DOH Preliminary Review
DOH’s role in evaluating healthcare transactions is set for a formidable shift. Unlike the previous FY 2024 Executive Budget, which suggested a formal approval process that was not adopted, the FY 26 amendments propose a preliminary yet impactful review process. DOH will undertake initial evaluations of all significant proposed transactions and has the authority to embark on a detailed cost and market impact review if deemed necessary.
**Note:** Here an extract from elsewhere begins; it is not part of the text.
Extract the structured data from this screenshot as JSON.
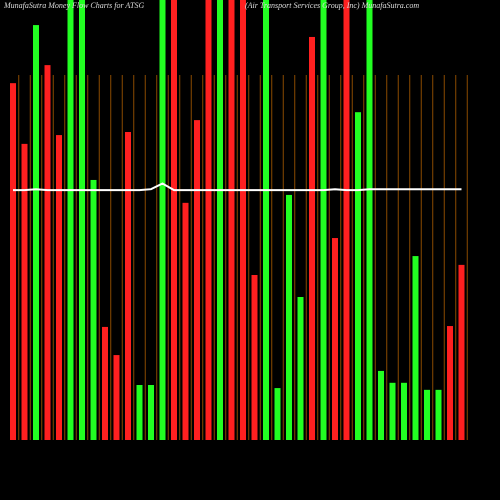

This preliminary review does not immediately equate to a transaction blockade but ensures that potentially disruptive deals undergo careful scrutiny.
The framework for this review includes considering the transaction’s potential effects on cost, care quality, healthcare access, and competitive dynamics. It reflects a commitment to catching early signs of market monopolization or reductions in care distribution efficiency. Although a set timeframe for completing these preliminary reviews is absent, if DOH determines the need for a full review, it can delay the closing of transactions for up to 180 days from the preliminary review’s completion. This provision could significantly elongate approval periods but underscores a measured and evidence-based approach to transaction oversight.
Five-Year Transaction Reporting Requirement
Introducing long-term oversight dynamics into the regulatory process, the proposed amendment mandates an extensive five-year post-transaction reporting requirement. Healthcare entities participating in significant transactions must submit an annual report to DOH each year on the transaction anniversary, detailing its influence on cost, quality, access, health equity, and competition. This enduring scrutiny aims to maintain a pulse on the long-lasting effects of these transactions, ensuring the purported benefits are realized while adverse impacts are mitigated.
Should DOH find it necessary, it can also request data from parent or subsidiary entities within 21 days to elucidate the transaction’s influence. This detailed and longitudinal evaluation strategy is designed to safeguard against initial optimism that fades post-transaction, holding healthcare entities accountable for their long-term promises and market performance. By framing these requirements within a five-year timeline, DOH commits to continuous vigilance and adaptive oversight, adding pressure for entities to adhere strictly to public health commitments and operational integrity.
Implications for Healthcare Entities
One key change in the FY 2026 Executive Budget proposed amendments is the stricter pre-closing notice requirements. Entities must now notify the Department of Health (DOH) not just 30 days, but a full 60 days before a transaction is finalized. This extended period is paired with the need to provide detailed information about the transaction well in advance. For example, notices must now specify whether any involved party has recently closed or significantly reduced services at another healthcare facility within the past three years. This requirement gives DOH a broader understanding of potential patterns of behavior.
Additionally, pre-transaction notices must describe specific financial arrangements, such as sale-leaseback agreements, mortgages, and lease payment terms associated with any real estate involved. This added financial data helps regulators assess whether transactions are primarily financially motivated, potentially ignoring public health priorities. While this comprehensive information could delay transaction timelines, it aims to foster a more transparent and thoroughly reviewed transaction landscape, ensuring that deals do not compromise the efficiency or equity of New York’s healthcare system.